Glossary of Musical Terms

concerto – in Baroque era, a piece calling for diverse instruments; by late Baroque, usually small group or soloist contrasting with slightly larger group.

(basso) continuo/figured bass – a method used throughout the Baroque period for notating the bass part in a piece music. A bass line is given along with numbers and symbols, called figures, that indicate the harmonies to be played above the bass. Filling out the harmonies is referred to as “realization”. This line typically uses at least two performers: one instrument (in our case viola da gamba) to play the bass line and a keyboard instrument such as harpsichord or plucked instrument such as a lute to fill in the harmonies. This requires that our harpsichordist continually improvise much of the music that she plays!
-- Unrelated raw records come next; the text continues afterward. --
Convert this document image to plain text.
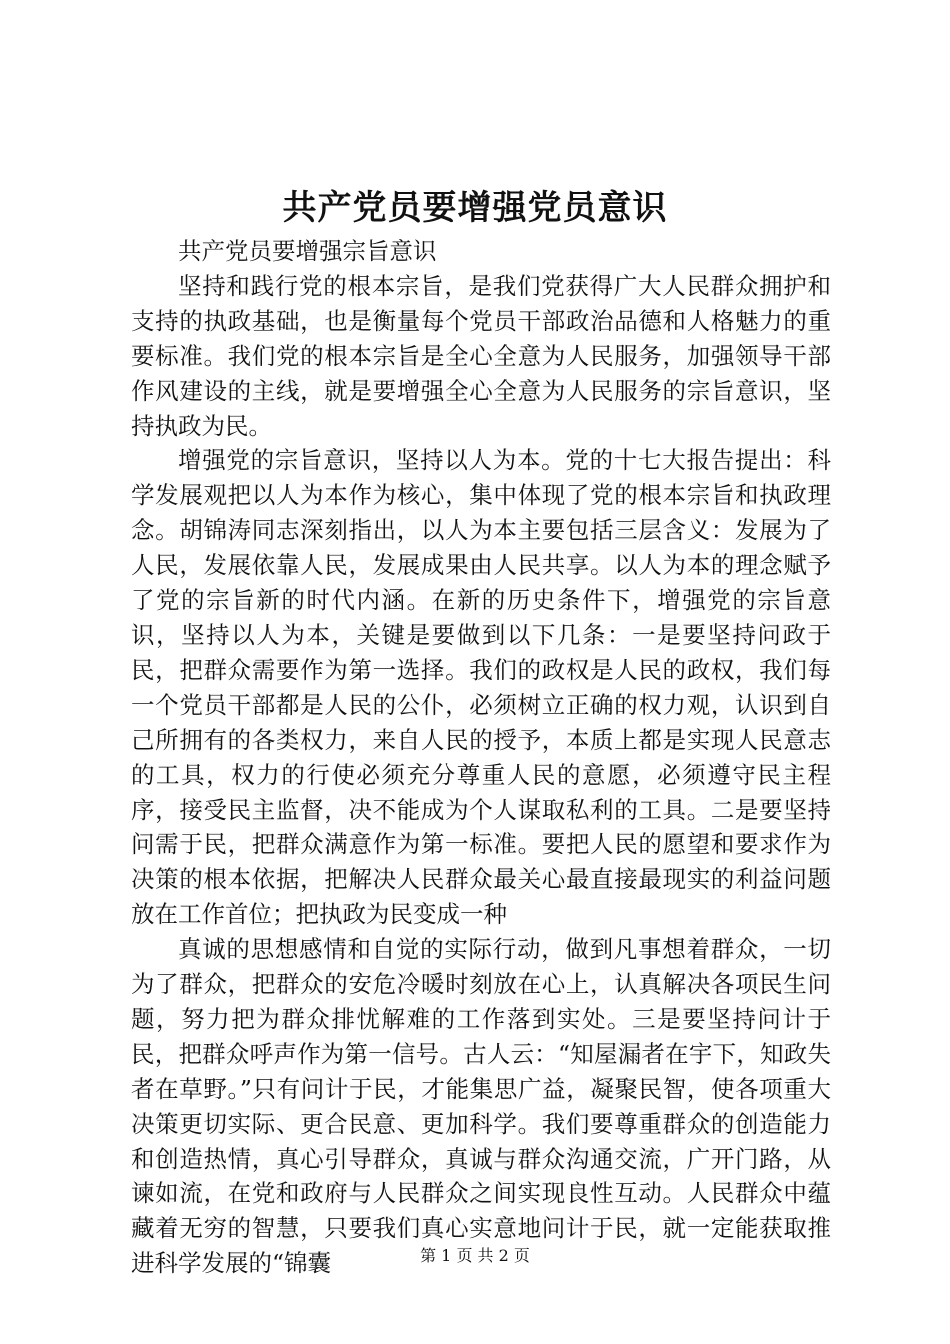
共产党员要增强党员意识

共产党员要增强宗旨意识

坚持和践行党的根本宗旨，是我们党获得广大人民群众拥护和支持的执政基础，也是衡量每个党员干部政治品德和人格魅力的重要标准。我们党的根本宗旨是全心全意为人民服务，加强领导干部作风建设的主线，就是要增强全心全意为人民服务的宗旨意识，坚持执政为民。

增强党的宗旨意识，坚持以人为本。党的十七大报告提出：科学发展观把以人为本作为核心，集中体现了党的根本宗旨和执政理念。胡锦涛同志深刻指出，以人为本主要包括三层含义：发展为了人民，发展依靠人民，发展成果由人民共享。以人为本的理念赋予了党的宗旨新的时代内涵。在新的历史条件下，增强党的宗旨意识，坚持以人为本，关键是要做到以下几条：一是要坚持问政于民，把群众需要作为第一选择。我们的政权是人民的政权，我们每一个党员干部都是人民的公仆，必须树立正确的权力观，认识到自己所拥有的各类权力，来自人民的授予，本质上都是实现人民意志的工具，权力的行使必须充分尊重人民的意愿，必须遵守民主程序，接受民主监督，决不能成为个人谋取私利的工具。二是要坚持问需于民，把群众满意作为第一标准。要把人民的愿望和要求作为决策的根本依据，把解决人民群众最关心最直接最现实的利益问题放在工作首位；把执政为民变成一种

真诚的思想感情和自觉的实际行动，做到凡事想着群众，一切为了群众，把群众的安危冷暖时刻放在心上，认真解决各项民生问题，努力把为群众排忧解难的工作落到实处。三是要坚持问计于民，把群众呼声作为第一信号。古人云：“知屋漏者在宇下，知政失者在草野。”只有问计于民，才能集思广益，凝聚民智，使各项重大决策更切实际、更合民意、更加科学。我们要尊重群众的创造能力和创造热情，真心引导群众，真诚与群众沟通交流，广开门路，从谏如流，在党和政府与人民群众之间实现良性互动。人民群众中蕴藏着无穷的智慧，只要我们真心实意地问计于民，就一定能获取推进科学发展的“锦囊	第 1 页 共 2 页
obbligato – a part in the music that is to be played as written, as opposed to for example the basso continuo part, which can be played by one or more instruments and may be realized. This, of course, does not preclude ornamentation.

ostinato – a melodic and/or rhythmic figure that is persistently repeated throughout a composition, often in the bass line.

sonata -in Baroque era, a piece for one or more solo instruments and continuo; early in 17th c., a sonata is usually in several brief, contiguous, contrasting sections; later, it is divided into discrete movements.

suite – a piece of music arranged for keyboard or instrumental ensemble as a group of varied dance movements. Non-dance movements can be included such as a prelude or conclusion.

trio sonata – a sonata that has two obbligato parts (usually treble) and a supporting basso continuo part. When performed by Albuquerque Baroque Players, a trio sonata is performed by four people, the basso continuo being played on viola da gamba and harpsichord.